What about differences in making a record in L.A. versus NYC?
Chaka: It’s super important for me to change my whole area of being when I do something as important as a record, ‘cause when I’m here (in NYC), there are all these distractions and other stuff in the air. I feel like there’s a collective consciousness. We’re all in touch with each other on a deeper level, y’know? But when I put myself outside of my natural area, I can be closer to the feel. I get great ideas and I’m more in touch with myself. I can be more giving which makes me a better artist. I think going to record in L.A. and taking us out of everything but ourselves made us do much better work than we’ve done here in the past or anywhere else.
Taylor: We went out with a bunch of ideas and ended up pretty much writing the entire thing there. We were just digging on being away from home.
Chaka: We needed a completely different reality.
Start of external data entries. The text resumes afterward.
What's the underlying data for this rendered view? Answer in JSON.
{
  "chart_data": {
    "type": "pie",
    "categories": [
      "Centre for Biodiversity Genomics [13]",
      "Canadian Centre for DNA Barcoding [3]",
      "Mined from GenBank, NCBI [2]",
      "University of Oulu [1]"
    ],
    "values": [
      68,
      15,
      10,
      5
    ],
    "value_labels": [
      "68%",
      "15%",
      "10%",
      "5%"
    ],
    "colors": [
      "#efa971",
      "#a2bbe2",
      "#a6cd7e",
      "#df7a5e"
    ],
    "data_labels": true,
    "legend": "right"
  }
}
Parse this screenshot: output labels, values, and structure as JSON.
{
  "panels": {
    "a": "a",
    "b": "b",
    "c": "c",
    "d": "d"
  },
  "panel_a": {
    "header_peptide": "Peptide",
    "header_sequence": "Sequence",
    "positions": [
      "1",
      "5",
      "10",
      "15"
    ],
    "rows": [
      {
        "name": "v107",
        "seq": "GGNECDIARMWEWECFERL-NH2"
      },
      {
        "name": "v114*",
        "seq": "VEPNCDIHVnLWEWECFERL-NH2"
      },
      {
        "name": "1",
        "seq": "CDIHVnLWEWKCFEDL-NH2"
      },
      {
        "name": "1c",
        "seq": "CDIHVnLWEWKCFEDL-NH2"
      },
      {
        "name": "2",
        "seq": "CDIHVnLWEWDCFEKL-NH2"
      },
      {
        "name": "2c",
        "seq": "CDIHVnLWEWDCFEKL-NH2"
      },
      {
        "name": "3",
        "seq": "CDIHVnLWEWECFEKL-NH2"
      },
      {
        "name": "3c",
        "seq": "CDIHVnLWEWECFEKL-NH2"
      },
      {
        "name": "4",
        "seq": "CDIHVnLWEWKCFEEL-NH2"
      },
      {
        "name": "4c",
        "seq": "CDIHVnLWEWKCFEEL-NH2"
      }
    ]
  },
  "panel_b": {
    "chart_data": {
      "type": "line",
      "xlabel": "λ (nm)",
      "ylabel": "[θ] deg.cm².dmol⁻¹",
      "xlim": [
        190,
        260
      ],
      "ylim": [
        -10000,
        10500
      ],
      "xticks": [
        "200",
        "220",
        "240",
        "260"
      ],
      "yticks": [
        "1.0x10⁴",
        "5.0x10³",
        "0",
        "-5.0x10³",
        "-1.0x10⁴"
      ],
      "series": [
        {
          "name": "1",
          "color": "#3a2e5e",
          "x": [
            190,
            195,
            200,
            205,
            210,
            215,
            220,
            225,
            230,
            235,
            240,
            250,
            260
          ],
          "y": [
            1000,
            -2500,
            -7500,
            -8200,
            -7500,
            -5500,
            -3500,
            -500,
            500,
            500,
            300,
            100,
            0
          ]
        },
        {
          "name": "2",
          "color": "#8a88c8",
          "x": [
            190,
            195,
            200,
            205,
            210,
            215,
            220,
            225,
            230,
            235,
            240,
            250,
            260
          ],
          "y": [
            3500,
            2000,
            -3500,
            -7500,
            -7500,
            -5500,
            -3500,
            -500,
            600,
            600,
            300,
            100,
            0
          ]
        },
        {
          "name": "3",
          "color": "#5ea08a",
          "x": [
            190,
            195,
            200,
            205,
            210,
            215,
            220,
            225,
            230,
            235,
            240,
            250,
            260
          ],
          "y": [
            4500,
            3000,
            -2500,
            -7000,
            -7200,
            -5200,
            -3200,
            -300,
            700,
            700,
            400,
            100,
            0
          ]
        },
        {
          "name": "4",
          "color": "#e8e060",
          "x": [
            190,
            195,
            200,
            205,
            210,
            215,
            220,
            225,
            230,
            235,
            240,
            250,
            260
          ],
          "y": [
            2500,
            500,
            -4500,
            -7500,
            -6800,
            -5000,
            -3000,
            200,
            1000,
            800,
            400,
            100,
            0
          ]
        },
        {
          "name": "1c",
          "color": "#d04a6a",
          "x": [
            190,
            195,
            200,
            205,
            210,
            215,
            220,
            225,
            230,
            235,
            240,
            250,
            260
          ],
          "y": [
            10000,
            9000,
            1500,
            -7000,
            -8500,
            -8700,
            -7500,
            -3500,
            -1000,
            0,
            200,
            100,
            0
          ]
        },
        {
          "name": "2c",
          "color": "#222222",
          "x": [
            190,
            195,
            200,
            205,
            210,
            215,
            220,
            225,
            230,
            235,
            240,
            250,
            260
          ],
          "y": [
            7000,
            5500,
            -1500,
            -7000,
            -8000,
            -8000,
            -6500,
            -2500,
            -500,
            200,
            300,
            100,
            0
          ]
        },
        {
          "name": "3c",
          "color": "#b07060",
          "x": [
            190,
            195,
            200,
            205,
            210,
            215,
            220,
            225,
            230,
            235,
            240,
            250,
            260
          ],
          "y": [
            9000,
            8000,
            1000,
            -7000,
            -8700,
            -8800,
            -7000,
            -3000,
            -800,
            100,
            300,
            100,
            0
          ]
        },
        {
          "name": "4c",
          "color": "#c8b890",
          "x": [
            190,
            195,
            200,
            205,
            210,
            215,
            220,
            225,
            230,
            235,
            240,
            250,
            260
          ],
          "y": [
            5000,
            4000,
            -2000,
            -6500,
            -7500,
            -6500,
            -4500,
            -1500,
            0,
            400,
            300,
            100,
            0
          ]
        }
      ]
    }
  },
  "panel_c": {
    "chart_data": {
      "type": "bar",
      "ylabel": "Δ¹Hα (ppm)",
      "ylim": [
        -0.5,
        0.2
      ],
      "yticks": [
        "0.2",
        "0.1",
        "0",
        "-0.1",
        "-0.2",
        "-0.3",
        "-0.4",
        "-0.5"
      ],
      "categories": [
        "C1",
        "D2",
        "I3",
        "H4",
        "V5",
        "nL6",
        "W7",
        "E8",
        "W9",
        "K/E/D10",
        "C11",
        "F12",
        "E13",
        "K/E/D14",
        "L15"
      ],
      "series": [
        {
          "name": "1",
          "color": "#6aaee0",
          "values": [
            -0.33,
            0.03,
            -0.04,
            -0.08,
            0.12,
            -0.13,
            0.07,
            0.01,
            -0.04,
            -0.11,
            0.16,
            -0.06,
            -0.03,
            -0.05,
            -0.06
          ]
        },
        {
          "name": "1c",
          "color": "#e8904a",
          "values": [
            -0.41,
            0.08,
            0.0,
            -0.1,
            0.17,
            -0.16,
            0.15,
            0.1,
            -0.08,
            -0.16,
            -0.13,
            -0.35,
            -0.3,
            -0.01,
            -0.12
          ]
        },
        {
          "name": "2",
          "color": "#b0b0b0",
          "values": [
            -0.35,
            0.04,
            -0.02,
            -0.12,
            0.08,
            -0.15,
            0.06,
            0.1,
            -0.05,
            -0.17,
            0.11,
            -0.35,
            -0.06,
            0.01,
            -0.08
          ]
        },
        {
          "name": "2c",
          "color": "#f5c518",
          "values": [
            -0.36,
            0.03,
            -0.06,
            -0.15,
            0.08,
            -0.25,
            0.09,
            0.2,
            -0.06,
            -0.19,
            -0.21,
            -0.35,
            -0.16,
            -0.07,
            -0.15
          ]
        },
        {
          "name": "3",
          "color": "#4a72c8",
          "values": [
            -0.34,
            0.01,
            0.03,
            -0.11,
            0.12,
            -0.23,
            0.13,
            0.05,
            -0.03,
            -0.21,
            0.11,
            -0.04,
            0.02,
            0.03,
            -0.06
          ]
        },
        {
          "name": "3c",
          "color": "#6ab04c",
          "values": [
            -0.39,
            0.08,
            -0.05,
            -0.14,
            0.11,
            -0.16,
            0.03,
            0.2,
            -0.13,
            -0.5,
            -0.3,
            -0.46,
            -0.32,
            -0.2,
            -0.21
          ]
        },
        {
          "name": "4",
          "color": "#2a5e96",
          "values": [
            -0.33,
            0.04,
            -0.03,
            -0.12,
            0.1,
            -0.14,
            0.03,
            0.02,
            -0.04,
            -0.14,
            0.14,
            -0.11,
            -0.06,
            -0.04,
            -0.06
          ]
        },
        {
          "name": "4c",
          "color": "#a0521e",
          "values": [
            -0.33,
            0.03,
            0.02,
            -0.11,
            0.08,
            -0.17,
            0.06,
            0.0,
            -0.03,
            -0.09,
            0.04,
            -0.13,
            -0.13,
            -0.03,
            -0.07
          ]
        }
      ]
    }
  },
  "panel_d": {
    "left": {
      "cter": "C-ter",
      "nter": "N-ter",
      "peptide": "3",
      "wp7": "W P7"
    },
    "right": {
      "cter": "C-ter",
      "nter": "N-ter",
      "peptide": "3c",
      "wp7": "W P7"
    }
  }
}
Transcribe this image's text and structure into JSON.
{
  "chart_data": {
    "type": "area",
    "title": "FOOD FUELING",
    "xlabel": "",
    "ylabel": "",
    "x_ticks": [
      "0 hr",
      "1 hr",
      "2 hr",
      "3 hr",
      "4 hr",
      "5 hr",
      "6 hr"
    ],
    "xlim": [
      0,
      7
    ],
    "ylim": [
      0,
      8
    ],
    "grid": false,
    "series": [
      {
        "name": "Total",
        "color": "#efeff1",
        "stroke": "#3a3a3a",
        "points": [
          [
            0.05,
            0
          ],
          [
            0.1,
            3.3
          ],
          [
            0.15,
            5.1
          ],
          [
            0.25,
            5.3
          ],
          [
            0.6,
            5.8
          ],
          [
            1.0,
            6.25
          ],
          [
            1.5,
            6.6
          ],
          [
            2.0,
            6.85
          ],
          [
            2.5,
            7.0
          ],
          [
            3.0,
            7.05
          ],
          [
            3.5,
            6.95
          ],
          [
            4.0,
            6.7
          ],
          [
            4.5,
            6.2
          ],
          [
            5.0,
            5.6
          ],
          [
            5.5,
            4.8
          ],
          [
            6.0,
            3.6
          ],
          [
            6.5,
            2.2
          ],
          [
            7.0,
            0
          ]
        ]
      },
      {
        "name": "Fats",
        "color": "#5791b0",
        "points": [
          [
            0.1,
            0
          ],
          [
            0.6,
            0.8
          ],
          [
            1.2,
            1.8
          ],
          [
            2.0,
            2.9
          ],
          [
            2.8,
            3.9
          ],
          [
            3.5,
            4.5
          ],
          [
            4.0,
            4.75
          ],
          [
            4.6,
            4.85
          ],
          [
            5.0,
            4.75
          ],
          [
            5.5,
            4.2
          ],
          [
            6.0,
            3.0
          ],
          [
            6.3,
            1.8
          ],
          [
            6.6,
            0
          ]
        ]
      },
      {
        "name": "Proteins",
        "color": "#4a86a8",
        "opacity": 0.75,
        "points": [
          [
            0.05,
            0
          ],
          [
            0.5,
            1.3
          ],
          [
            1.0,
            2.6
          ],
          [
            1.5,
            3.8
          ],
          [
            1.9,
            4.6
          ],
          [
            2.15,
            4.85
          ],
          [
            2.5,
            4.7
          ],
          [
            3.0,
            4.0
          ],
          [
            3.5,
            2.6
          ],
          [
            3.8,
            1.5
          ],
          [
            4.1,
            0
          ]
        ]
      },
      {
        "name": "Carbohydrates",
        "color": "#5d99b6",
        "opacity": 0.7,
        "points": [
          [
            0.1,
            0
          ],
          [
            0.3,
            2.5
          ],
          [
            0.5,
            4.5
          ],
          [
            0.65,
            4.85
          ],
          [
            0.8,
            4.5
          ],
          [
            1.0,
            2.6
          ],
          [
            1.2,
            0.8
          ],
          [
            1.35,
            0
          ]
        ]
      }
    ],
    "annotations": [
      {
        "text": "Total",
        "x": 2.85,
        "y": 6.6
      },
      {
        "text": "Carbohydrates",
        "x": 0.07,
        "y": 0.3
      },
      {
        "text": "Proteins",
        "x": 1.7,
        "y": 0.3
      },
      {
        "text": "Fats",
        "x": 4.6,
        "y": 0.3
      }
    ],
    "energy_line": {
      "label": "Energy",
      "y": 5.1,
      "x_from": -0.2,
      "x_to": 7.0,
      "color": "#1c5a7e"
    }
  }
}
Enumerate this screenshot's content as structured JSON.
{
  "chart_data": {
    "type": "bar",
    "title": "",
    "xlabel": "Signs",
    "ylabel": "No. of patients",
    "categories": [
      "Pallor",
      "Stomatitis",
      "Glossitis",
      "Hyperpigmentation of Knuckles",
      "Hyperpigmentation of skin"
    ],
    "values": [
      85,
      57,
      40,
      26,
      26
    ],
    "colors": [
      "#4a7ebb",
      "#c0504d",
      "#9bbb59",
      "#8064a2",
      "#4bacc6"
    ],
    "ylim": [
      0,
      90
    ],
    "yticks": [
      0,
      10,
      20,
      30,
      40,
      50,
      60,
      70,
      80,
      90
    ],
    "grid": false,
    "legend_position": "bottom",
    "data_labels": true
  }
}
There was this little apartment that we lived in and the studio; that was it. I went out four times in eight weeks, I think.
Doing the organic approach. So, what do you want to get across to the people?
Chaka: For people to be themselves and as positive as possible
Matt: Try to look for the good in shit. There’s plenty of bad out there. If you recognize bad, that doesn’t mean anything. If you act to change it, like “that’s bad but this is good”, if you have more of that, it counters the bad, you can take action and make shit better for yourself and other people.
chaka: Don’t settle for things; work your ass off. Music needs to heal people; that’s why I’ve always listened.